İnanamayan gözlerle bakıyor. İçinde temiz çamaşırlar olan torba elinden kayıveriyor. Sefer tası açılıyor. Kapağı tıngır tıngır… Zeytinyağlı sarmalar yerde. Bir Şevket’e, bir kadına bakıyor. Kadının gülen dudaklarındaki pembe ruj onu ısırıyor. Kocası dediği adam, sanki bir yabancı, öfkeli, başını çeviriyor.

Tanımıyorum bu kadını. Karım bu benim.

Anlamadım. Nasıl?!

Kadın gururlu… Gardiyan şaşkın…

Hadi Abla, topla eşyalarını, git evine.

Ama, ama…

Aması maması yok Abla. Bak adam ne diyor? Karısı oymuş, seni tanımıyormuş.

Ama o benim kocam! Yirmi yıllık kocam. Kızlarımın babası…

Abla uzatma işte. Tanımıyormuş.

Ama karısı benim, benim benim !..

Gardiyan kolundan çekiştirip onu oradan uzaklaştırmaya çalışıyor. Torbasını eline tutuşturup kapıya doğru itekliyor. Karısı benim! Sarmalar yerde… Sabah erkenden umutla sardığı sarmalar… Karısı benim! Bir kadın ayakkabısı basıyor üzerlerine. Yüreğini eziyor. Umudu kesiyor. 

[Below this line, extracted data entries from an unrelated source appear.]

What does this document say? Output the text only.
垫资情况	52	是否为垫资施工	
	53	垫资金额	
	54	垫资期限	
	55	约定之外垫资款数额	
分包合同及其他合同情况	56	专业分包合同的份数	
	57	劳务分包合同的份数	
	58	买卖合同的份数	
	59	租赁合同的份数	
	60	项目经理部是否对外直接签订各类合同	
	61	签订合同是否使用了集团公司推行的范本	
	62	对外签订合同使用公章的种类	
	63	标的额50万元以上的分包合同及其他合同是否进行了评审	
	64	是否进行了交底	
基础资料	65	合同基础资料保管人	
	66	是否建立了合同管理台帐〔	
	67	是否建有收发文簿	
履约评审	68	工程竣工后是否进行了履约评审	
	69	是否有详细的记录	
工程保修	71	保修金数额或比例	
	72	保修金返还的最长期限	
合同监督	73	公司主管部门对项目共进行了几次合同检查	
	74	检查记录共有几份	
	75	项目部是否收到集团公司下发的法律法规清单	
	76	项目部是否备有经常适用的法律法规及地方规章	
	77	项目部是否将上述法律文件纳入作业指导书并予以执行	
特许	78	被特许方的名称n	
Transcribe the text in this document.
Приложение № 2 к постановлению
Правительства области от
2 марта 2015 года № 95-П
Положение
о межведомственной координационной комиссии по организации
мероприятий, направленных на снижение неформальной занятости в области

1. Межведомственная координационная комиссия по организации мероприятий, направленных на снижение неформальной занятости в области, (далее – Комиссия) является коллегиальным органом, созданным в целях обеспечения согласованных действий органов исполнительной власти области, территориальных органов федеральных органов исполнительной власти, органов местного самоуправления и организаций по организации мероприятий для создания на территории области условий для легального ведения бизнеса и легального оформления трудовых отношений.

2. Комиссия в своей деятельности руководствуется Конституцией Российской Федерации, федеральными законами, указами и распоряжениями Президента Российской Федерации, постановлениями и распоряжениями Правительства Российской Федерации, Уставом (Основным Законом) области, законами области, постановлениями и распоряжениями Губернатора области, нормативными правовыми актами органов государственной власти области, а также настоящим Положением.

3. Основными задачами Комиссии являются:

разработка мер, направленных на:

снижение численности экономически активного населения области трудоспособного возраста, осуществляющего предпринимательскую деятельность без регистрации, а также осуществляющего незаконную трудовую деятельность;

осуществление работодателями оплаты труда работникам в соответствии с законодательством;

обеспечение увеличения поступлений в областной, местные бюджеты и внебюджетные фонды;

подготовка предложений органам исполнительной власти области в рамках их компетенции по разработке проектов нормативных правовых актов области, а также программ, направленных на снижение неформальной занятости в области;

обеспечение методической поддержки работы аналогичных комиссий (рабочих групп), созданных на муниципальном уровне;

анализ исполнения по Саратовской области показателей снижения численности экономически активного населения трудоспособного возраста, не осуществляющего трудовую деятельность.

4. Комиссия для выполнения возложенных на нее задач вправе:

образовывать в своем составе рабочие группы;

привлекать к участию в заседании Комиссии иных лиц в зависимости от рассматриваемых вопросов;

Artık yerine apartman dikilmiş gecekondunun yakınındaki ceviz ağacı duruyor hâlâ. Hep derdini döktüğü ceviz ağacı. Kollarını açmış onu kucaklıyor. Anlat bana derdini… Cevap vermiyor. Sadece boncuk boncuk gözyaşları… Şevket’in, beynine nakşolmuş “Tanımıyorum bu kadını. Karım bu,” sözleri büyüyor… Büyüyor… Büyüyor… Zedelenmiş ruhunun en ıssız köşesini kaplıyor. İçinde patlayan sessiz haykırışlar sımsıkı kapalı dudaklarının arasından sızıyor. Seni hep sevdim… Her şeye rağmen… Bahçenin tek kokan gülü bendim… Kimse seni benim kadar sevemez… Güzel günler gelecekti… Gül yeniden kokacaktı… Gülü soldurdun… Gülü öldürdün… Ağacın dalına ipi doluyor. Çöpün kenarına atılmış bir teneke buluyor. Üstüne çıkıyor.

Son düğüm kendine.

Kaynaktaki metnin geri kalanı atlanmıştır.